The staff of Sustainable South Bronx has voted to form a union to help chart the direction of the environmental organization after a dispute over–among other issues–its signature job training program.

After the National Labor Relations Board cleared the way, the employees voted 8-0 with one abstention in January to form an independent union. They have now decided to affiliate with the Communications Workers of America, Local 1180.

Negotiations, slated to begin in April, will include discussions of the fate of two workers fired by the organization, Jon Santiago and Jesusa Ludan, who charge they were terminated for their efforts on behalf of the union, a charge Miquela Craytor, Sustainable South Bronx’s executive director, denies.

“Sustainable South Bronx does not fire workers for union related activities,” Craytor said, and added that the firings were due to “performance related issues.”

Santiago ran a program teaching young people to use tools and technology while Ludan headed Sustainable South Bronx’s affiliate SmartRoofs LLC, which installs and maintains green roofs.

Ludan said she was concerned that by hiring people who had not come from its BEST job-training program, the organization was forsaking its mission to train and find jobs for unemployed people from the neighborhood.

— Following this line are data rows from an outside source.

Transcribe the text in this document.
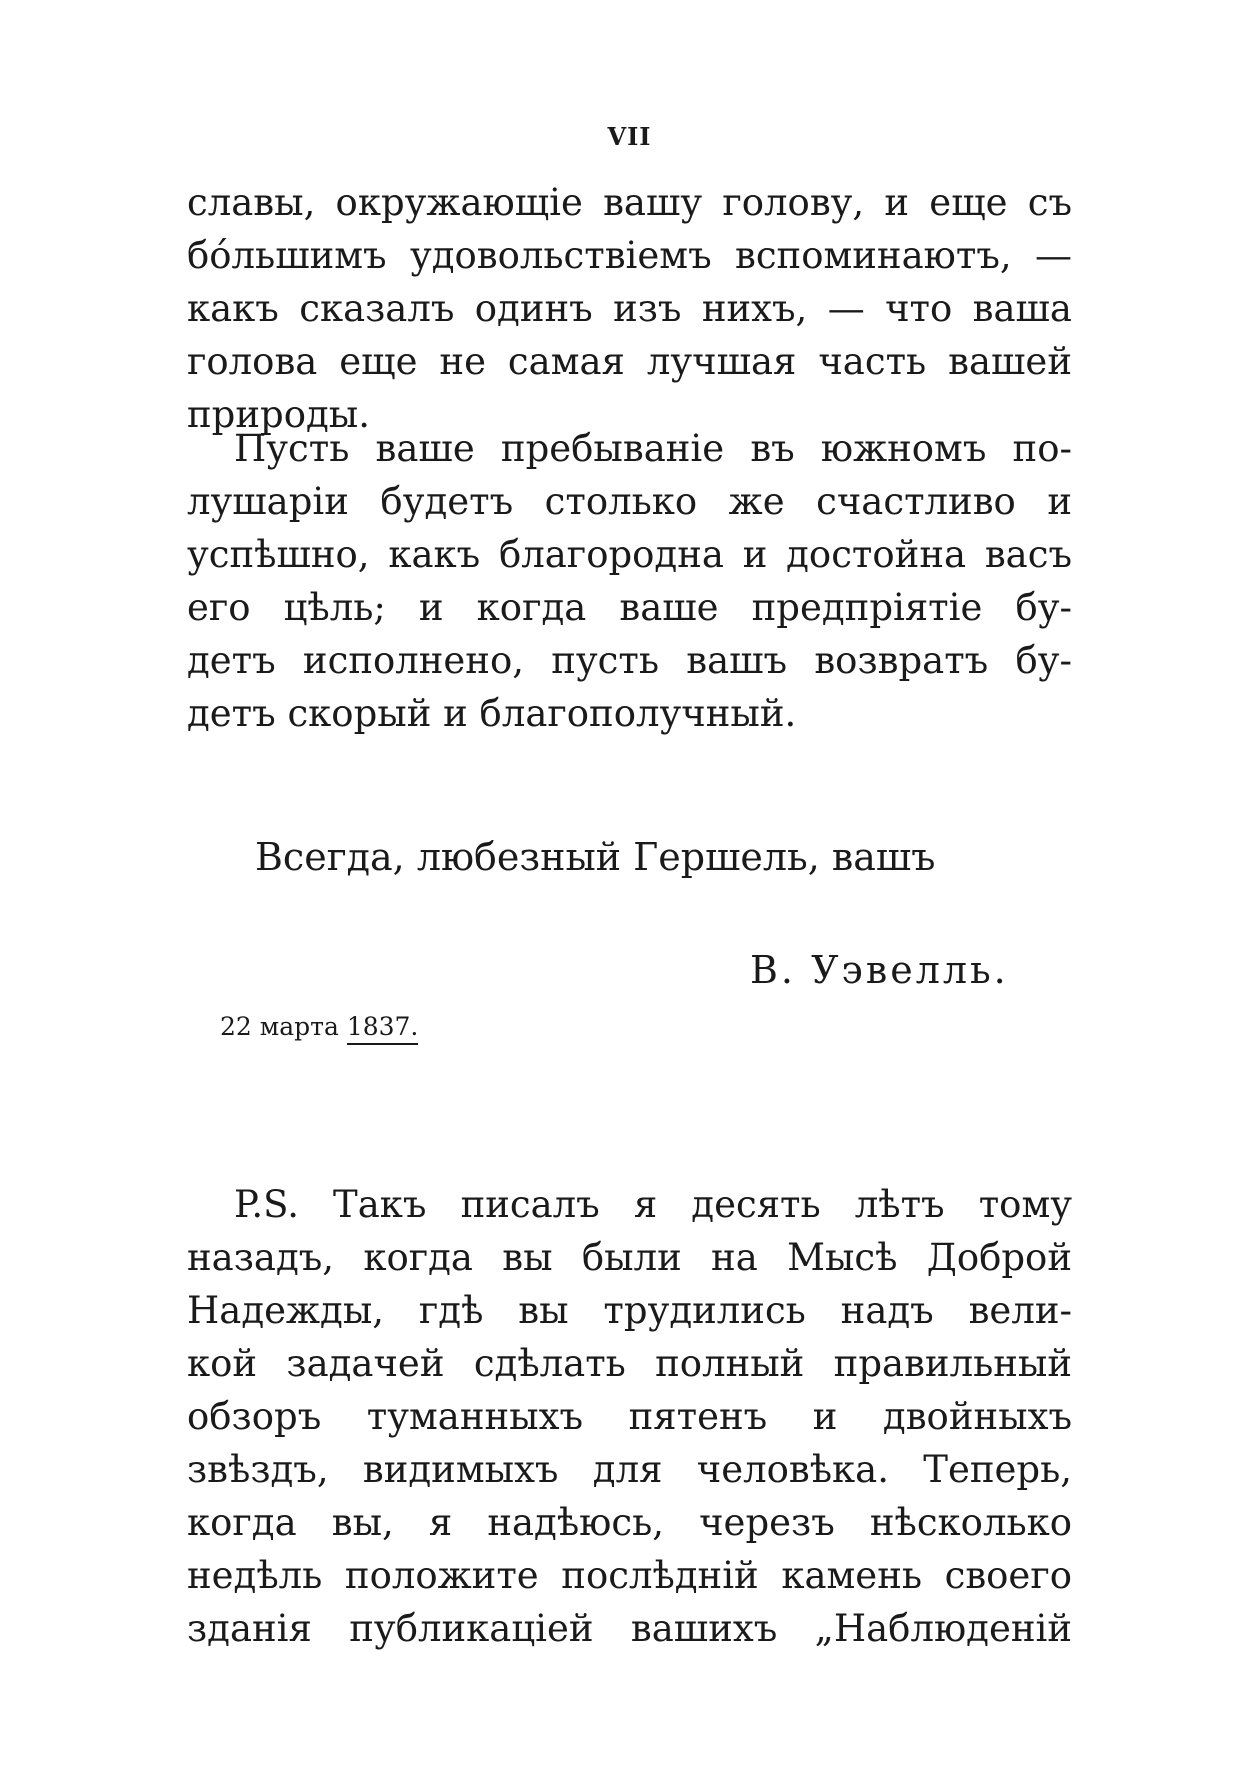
VII
славы, окружающіе вашу голову, и еще съ
бо́льшимъ удовольствіемъ вспоминаютъ, —
какъ сказалъ одинъ изъ нихъ, — что ваша
голова еще не самая лучшая часть вашей
природы.
Пусть ваше пребываніе въ южномъ по-
лушаріи будетъ столько же счастливо и
успѣшно, какъ благородна и достойна васъ
его цѣль; и когда ваше предпріятіе бу-
детъ исполнено, пусть вашъ возвратъ бу-
детъ скорый и благополучный.
Всегда, любезный Гершель, вашъ
В. Уэвелль.
22 марта 1837.
P.S. Такъ писалъ я десять лѣтъ тому
назадъ, когда вы были на Мысѣ Доброй
Надежды, гдѣ вы трудились надъ вели-
кой задачей сдѣлать полный правильный
обзоръ туманныхъ пятенъ и двойныхъ
звѣздъ, видимыхъ для человѣка. Теперь,
когда вы, я надѣюсь, черезъ нѣсколько
недѣль положите послѣдній камень своего
зданія публикаціей вашихъ „Наблюденій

“There’s a disconnect between the economic and social justice they talk about and the way they act,” said Ludan.

According to Craytor, however, trainees do the installation and construction, while more experienced people are hired to do administrative work.

The union’s shop steward, Environmental Policy Analyst Jaime Stein, sees the new union as “a model for the green economy.”

“We’re touting the green economy and we want to make sure the green economy provides living wage jobs,” Stein said. “Unions are the way to get those jobs.”

Craytor says Sustainable South Bronx is sensitive to the demands of its workers, and has never tried to stand in their way. “We recognized the union very quickly after the NLRB’s decision,” Craytor said.

“It’s a learning curve because we’ve never had a union before,” she added.